Vacillation is his forte. Oh, that, and the inability to make a informed decision. He brought this on. And now he wants to bomb the hell out of the very people he was supporting in Syria? Yeah, Obama’s foreign policy is stellar, NOT!

@Greg: Always good for a laugh….Bush won the war and turned it over to Obama to finalize the victory. Obama did his usual thing with his usual ability and everything has now gone to hell. What a dilbert.

@Greg:

would for all practical purposes have been a political impossibility,

I will admit that with Obozo the chances were basically reduced to zero. Zero for Zippy, right?

@retire05, #44:

You’re totally obsessed with Barack Obama. You can’t seem to think about anything or discuss anything outside the context of that obsession. Vacillation has been more evidenced by the gyrations republicans have occasionally gone through to remain on the opposite side of any issue from the person they’re pathologically fixated on. It would really be the stuff of comedy, if there weren’t so much anger and hatred involved, and if it weren’t rendering the nation so dysfunctional.

The truth is that however Obama responds to events in Iraq, republicans will find fault. Airstrikes? Whether republicans support them or not will depend entirely upon whether Obama orders them or not. Whatever he does, they’ll always be totally convinced that someone of their own choosing could have done better.

@Greg:

He stated a few hours ago that he hasn’t ruled out anything.

He has definitely ruled out doing anything to save Iraq. His objective was to give it to the Islams and he has succeeded.

@Greg:

and if it weren’t rendering the nation so dysfunctional.

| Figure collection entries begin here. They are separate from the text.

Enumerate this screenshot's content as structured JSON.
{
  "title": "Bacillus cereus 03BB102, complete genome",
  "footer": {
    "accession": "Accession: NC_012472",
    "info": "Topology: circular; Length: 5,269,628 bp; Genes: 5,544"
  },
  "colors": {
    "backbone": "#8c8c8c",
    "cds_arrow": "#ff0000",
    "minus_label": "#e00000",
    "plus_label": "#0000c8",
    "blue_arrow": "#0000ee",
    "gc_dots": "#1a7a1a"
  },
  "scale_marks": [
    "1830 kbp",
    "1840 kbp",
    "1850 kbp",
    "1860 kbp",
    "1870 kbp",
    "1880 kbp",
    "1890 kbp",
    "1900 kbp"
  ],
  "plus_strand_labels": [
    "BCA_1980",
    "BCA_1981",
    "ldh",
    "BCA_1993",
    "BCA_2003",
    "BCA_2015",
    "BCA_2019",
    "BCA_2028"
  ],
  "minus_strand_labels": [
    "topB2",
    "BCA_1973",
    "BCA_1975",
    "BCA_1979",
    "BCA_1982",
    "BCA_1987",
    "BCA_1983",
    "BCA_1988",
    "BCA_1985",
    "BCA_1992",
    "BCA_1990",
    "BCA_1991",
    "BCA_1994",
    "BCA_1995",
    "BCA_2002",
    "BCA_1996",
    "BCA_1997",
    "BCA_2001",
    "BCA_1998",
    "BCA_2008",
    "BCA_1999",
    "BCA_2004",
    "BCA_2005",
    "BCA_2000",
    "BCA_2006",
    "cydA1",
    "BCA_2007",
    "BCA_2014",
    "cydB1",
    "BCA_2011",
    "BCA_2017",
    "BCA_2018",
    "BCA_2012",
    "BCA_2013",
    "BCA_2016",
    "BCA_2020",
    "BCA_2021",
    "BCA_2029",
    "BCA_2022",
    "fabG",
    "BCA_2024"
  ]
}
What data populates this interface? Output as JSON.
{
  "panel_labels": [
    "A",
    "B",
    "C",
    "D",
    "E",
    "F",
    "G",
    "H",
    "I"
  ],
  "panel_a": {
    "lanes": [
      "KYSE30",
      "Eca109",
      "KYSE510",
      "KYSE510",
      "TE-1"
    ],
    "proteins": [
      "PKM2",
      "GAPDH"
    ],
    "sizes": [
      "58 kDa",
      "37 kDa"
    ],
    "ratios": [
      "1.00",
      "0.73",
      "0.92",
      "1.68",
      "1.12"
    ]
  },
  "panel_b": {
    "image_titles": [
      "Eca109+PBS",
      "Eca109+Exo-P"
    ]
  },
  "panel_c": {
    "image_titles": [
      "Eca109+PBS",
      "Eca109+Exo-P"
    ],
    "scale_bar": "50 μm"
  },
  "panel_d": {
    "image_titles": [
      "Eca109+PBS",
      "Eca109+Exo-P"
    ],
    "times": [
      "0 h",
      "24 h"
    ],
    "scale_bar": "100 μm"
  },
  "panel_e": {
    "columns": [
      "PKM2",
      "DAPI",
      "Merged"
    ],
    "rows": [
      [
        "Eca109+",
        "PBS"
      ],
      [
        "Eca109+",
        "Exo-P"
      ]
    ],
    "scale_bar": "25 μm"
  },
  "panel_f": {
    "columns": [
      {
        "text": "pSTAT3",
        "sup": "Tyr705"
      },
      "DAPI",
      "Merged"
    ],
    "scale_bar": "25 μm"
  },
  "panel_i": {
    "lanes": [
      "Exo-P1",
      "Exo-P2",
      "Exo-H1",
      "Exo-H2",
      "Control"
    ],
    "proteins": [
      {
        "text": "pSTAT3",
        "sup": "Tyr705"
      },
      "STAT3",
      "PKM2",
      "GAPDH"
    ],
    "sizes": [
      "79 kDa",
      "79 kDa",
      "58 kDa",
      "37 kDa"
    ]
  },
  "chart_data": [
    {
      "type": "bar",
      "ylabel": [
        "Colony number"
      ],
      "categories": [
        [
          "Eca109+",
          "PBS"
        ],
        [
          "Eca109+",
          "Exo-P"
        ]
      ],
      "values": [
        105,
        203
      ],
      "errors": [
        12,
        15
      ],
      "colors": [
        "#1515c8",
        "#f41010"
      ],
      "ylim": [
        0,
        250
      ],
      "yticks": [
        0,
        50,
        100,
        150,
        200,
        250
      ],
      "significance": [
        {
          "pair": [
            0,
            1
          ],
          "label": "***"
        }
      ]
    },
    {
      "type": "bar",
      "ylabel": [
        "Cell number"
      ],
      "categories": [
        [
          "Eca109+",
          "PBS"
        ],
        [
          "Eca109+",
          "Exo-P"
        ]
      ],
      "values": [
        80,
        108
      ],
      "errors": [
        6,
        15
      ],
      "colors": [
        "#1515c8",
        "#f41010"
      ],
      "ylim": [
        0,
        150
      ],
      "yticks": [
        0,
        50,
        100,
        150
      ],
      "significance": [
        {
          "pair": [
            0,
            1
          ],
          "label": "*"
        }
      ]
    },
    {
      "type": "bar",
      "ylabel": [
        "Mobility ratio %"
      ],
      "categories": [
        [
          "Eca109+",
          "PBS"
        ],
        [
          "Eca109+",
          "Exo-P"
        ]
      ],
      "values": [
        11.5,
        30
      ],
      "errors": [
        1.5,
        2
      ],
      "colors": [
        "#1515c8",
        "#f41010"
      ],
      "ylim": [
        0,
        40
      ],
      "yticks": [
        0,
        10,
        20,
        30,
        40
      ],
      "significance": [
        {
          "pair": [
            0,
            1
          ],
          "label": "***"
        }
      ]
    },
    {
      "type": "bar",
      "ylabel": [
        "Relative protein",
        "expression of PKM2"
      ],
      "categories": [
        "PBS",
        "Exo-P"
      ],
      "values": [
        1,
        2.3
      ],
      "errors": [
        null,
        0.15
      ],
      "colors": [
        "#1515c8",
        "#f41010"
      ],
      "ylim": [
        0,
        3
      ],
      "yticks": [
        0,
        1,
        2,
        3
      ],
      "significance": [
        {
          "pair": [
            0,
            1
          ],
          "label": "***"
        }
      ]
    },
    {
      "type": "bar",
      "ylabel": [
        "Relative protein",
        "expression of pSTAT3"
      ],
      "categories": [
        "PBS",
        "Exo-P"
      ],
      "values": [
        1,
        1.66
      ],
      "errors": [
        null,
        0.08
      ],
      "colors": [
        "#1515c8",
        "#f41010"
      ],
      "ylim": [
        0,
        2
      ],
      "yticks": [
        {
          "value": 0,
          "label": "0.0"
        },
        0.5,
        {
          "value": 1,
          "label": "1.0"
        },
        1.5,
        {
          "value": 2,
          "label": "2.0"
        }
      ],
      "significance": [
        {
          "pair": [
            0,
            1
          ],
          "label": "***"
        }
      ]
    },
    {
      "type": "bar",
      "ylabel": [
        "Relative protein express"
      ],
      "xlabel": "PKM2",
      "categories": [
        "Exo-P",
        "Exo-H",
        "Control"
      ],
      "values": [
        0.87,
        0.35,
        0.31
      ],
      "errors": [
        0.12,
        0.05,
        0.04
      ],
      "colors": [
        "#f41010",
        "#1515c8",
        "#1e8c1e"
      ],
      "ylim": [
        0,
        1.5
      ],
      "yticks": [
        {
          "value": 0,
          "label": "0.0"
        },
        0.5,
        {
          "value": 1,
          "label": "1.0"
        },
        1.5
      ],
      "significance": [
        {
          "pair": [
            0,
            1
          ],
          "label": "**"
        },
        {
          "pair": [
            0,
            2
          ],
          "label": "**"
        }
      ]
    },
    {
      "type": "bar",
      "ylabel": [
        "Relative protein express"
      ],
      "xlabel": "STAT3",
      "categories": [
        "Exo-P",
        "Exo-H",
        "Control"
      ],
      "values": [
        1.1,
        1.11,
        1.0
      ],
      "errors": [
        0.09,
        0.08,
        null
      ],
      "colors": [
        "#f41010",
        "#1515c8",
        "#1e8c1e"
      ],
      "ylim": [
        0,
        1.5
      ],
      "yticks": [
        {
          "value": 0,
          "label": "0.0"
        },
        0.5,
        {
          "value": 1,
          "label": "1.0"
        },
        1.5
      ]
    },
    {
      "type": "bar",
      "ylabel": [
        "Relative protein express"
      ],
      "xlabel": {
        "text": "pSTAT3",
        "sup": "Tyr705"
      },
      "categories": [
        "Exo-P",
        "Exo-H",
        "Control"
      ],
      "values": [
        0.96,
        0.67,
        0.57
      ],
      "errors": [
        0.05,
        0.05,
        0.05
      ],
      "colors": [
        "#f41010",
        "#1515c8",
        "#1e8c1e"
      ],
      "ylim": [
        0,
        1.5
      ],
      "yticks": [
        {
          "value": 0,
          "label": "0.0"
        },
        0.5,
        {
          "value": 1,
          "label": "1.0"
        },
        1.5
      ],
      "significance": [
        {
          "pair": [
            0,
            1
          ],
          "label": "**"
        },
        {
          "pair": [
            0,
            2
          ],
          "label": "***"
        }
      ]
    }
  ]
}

Sooo, you’re now admitting Obozo is rendering the nation dysfunctional? Took a long time for you to recognize that.

@Greg:

Greggie, here’s what Plugs had to say about Iraq just four years ago:

BIDEN (2/11/2010): I am very optimistic about Iraq. I think it’s gonna be one of the great achievements of this administration. You’re gonna see 90,000 troops come marching home by the end of the summer. You’re gonna see a stable Iraq that is actually moving toward a representative government…I’ve been impressed by how they’ve been deciding to use the political process rather than guns to settle their differences.”

You’re totally obsessed with Barack Obama.

If anyone is obsessed with Obama, it is you, Greggie, who continues to defend the indefensible. Obama is the administration that reminds me of the Gang That Couldn’t Shoot Straight. Every thing he touches turns to crap.

Whatever he does, they’ll always be totally convinced that someone of their own choosing could have done better.

Obama has two choices; he can bomb the hell out of the ISIS and accept the collateral damage that comes with it; he can just let them kill each other and eventually Iraq will be totally radicalized, or he can just obfuscate until it is out of his hands.

Personally, I think he should turn the entire place into a glass factory. But I don’t think he will because whatever decision he makes will not have anything to do with our national security, it will only have to do with him image with the far left crowd. His fecklessness when it comes to Iraq is going to come back to bite us. Big time. So when we have more attacks on our soil, like Fort Hood and the Boston Marathon, will you lay the blame at Obama’s feet or will you stick with the far left mantra of “Bush is responsible” like that brain dead Nancy Pelosi did today?

And pleeeeeze, don’t give me that crap about how we should have never gone into Iraq in the first place. That’s ancient history and no amount of your whining can change that. It is what it is, and Obama is not capable of making things better.